Each employee should sign this agreement annually. One copy should go to the employee and one should go in the personnel file. When a new employee joins the company, the form should be included in the orientation packet.

In addition, if employees might find themselves in a position to drive customers around in personal vehicles, seat belts for passengers should be required. Prudent employers will also require proof that their employees carry adequate insurance (with coverages up to specified minimums).

An important part of a safe driving program involves the reporting and documentation of accidents. Does your company tell employees how to respond after a driving accident? Do they know what to say and what not to say? Have they been trained to take accurate notes? For example, do they know that they need to document not just the name and license number of other drivers involved, but also the names of passengers in their own and in other vehicles? Do they know how to secure the names of witnesses? Virtually all employers instruct their employees how to report accidents at the worksite, but often these reporting protocols ignore incidents that happen on the road.

I recommend keeping a comprehensive accident kit in each company vehicle, as well as making these kits available to any employees who commonly drive in the course of carrying out their jobs. The kits should provide guidance to employees about what to do, what to say, and how to document the incident.

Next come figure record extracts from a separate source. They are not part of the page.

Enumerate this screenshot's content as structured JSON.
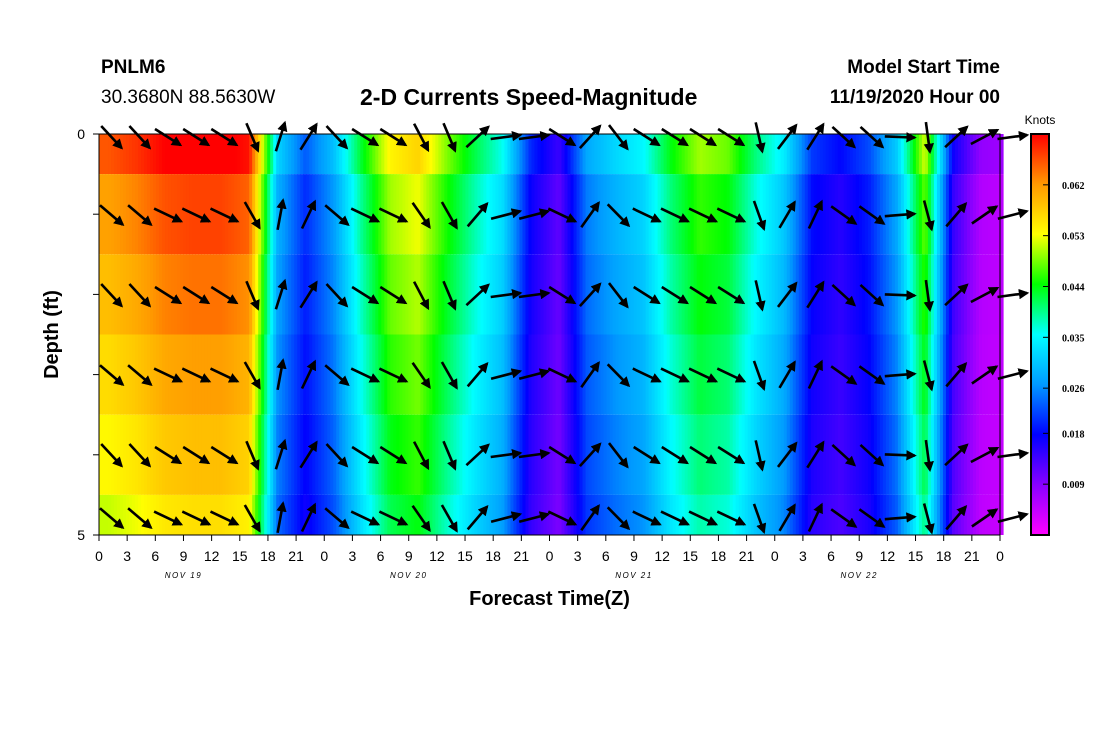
{
  "header": {
    "station": "PNLM6",
    "coordinates": "30.3680N 88.5630W",
    "title": "2-D Currents Speed-Magnitude",
    "model_start_label": "Model Start Time",
    "model_start_value": "11/19/2020 Hour 00"
  },
  "chart_data": {
    "type": "heatmap",
    "title": "2-D Currents Speed-Magnitude",
    "xlabel": "Forecast Time(Z)",
    "ylabel": "Depth (ft)",
    "x_tick_labels": [
      "0",
      "3",
      "6",
      "9",
      "12",
      "15",
      "18",
      "21",
      "0",
      "3",
      "6",
      "9",
      "12",
      "15",
      "18",
      "21",
      "0",
      "3",
      "6",
      "9",
      "12",
      "15",
      "18",
      "21",
      "0",
      "3",
      "6",
      "9",
      "12",
      "15",
      "18",
      "21",
      "0"
    ],
    "date_labels": [
      "NOV 19",
      "NOV 20",
      "NOV 21",
      "NOV 22"
    ],
    "xlim_hours": [
      0,
      96
    ],
    "ylim_ft": [
      0,
      5
    ],
    "y_tick_labels": [
      "0",
      "5"
    ],
    "colorbar": {
      "unit": "Knots",
      "ticks": [
        0.062,
        0.053,
        0.044,
        0.035,
        0.026,
        0.018,
        0.009
      ],
      "range": [
        0.0,
        0.071
      ],
      "colors": [
        "#ff00ff",
        "#8800ff",
        "#0000ff",
        "#0099ff",
        "#00ffff",
        "#00ff00",
        "#ffff00",
        "#ff9900",
        "#ff0000"
      ]
    },
    "depth_levels_ft": [
      0.0,
      1.0,
      2.0,
      3.0,
      4.0,
      5.0
    ],
    "time_hours": [
      1,
      4,
      7,
      10,
      13,
      16,
      19,
      22,
      25,
      28,
      31,
      34,
      37,
      40,
      43,
      46,
      49,
      52,
      55,
      58,
      61,
      64,
      67,
      70,
      73,
      76,
      79,
      82,
      85,
      88,
      91,
      94,
      97
    ],
    "speed_knots_by_time": [
      0.064,
      0.066,
      0.069,
      0.07,
      0.07,
      0.068,
      0.03,
      0.021,
      0.028,
      0.041,
      0.052,
      0.055,
      0.047,
      0.04,
      0.034,
      0.018,
      0.012,
      0.026,
      0.03,
      0.033,
      0.042,
      0.048,
      0.046,
      0.038,
      0.032,
      0.019,
      0.016,
      0.02,
      0.029,
      0.05,
      0.015,
      0.006,
      0.005
    ],
    "vector_direction_deg": [
      -45,
      -45,
      -30,
      -30,
      -30,
      -65,
      75,
      60,
      -45,
      -30,
      -30,
      -60,
      -65,
      45,
      10,
      10,
      -30,
      50,
      -50,
      -30,
      -30,
      -30,
      -30,
      -75,
      55,
      60,
      -40,
      -40,
      0,
      -80,
      45,
      30,
      10
    ]
  }
}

In high-risk areas (such as my hometown of Boston), disposable cameras might be provided so that the incidents and resulting damage can be photographed.

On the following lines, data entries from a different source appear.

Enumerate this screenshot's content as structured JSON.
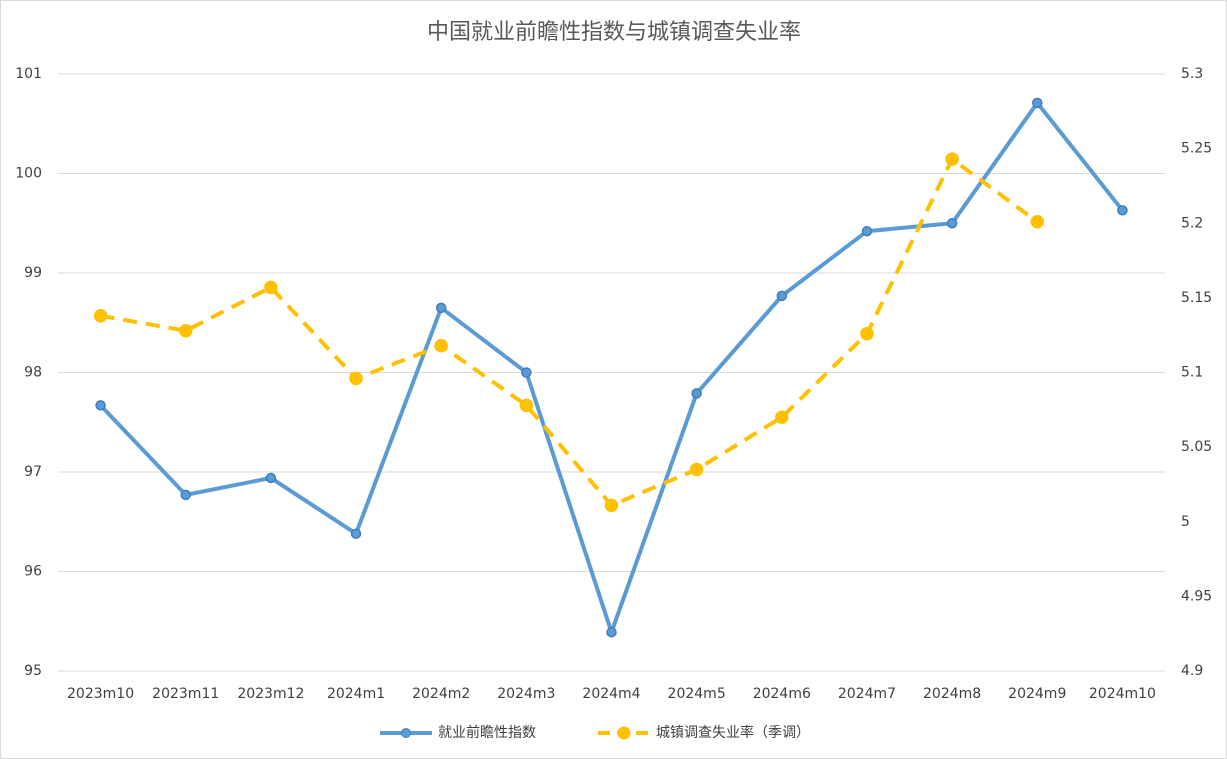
{
  "chart_data": {
    "type": "line",
    "title": "中国就业前瞻性指数与城镇调查失业率",
    "categories": [
      "2023m10",
      "2023m11",
      "2023m12",
      "2024m1",
      "2024m2",
      "2024m3",
      "2024m4",
      "2024m5",
      "2024m6",
      "2024m7",
      "2024m8",
      "2024m9",
      "2024m10"
    ],
    "series": [
      {
        "name": "就业前瞻性指数",
        "color": "#5b9bd5",
        "values": [
          97.67,
          96.77,
          96.94,
          96.38,
          98.65,
          98.0,
          95.39,
          97.79,
          98.77,
          99.42,
          99.5,
          100.71,
          99.63
        ]
      },
      {
        "name": "城镇调查失业率（季调）",
        "color": "#ffc000",
        "axis": "y2",
        "dashed": true,
        "values": [
          5.138,
          5.128,
          5.157,
          5.096,
          5.118,
          5.078,
          5.011,
          5.035,
          5.07,
          5.126,
          5.243,
          5.201,
          null
        ]
      }
    ],
    "ylim": [
      95,
      101
    ],
    "yticks": [
      95,
      96,
      97,
      98,
      99,
      100,
      101
    ],
    "y2lim": [
      4.9,
      5.3
    ],
    "y2ticks": [
      4.9,
      4.95,
      5,
      5.05,
      5.1,
      5.15,
      5.2,
      5.25,
      5.3
    ],
    "grid": true,
    "legend": "bottom"
  }
}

Safe driving is like any other aspect of a business. Once senior managers identify the issue, there are many positive steps that can be taken to minimize risk. As with other safety issues, driving does not manage itself. It requires time, attention, and resources. But given the extraordinary exposures that we all face on the roads of America, it is well worth the effort. Safe driving must be defined as an essential job requirement for every employee who drives — anything less is a recipe for disaster wherever the rubber meets the road.